Well, I was using IE7 to access my homepage on my server, and got a blank page, with the browser giving me the following message:

This website wants to run the following add-on: 'Microsoft Data Access - 
Remote Data Services Dat ...' from 'Microsoft Corporation'. If you trust the 
website and the add-on and want to allow it to run, click here ...

When I checked out the source code, all that existed in the body of the code was:

http://www.555traff.ws/trf/traf.php

Upon further investigation, I found all index.html files on my site to contain this code, but most of them still had their original code as well. The main index.html file was the only one that had been erased. Some of the files had the code twice.

Who knows what is going on, please?

I assumed I needed to shut down the entire site, because anyone accessing the pages would be asked the question, and be subject to whatever happens afterwards. Of course I didn't click into it, and I highly doubt it is from microsoft.
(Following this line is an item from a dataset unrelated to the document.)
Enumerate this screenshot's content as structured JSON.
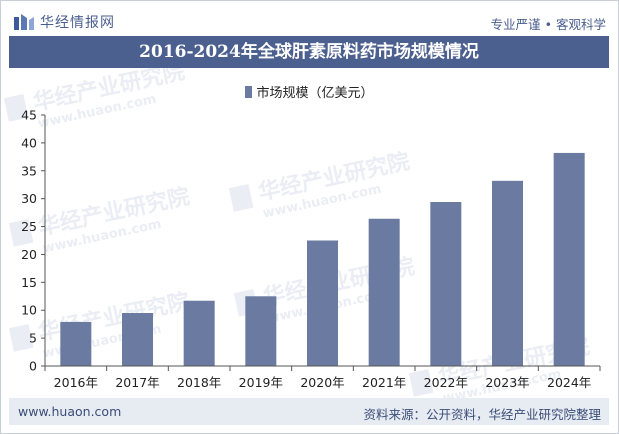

The site is hosted remotely, so I do not have access to the servers other than my own memory.

Your comments are appreciated.


----------



## JRWalker (May 21, 2007)

Contact your Web Host and inform them!


----------



## The BOBS Fan (Nov 29, 2006)

Well, of course. They went through and purged all of the excess code from my pages -- very quickly, I might add, but without explanation.

Just wondering what a) was going on, and b) if I could do anything to prevent it (I did change my password, just in case!)

TBF


----------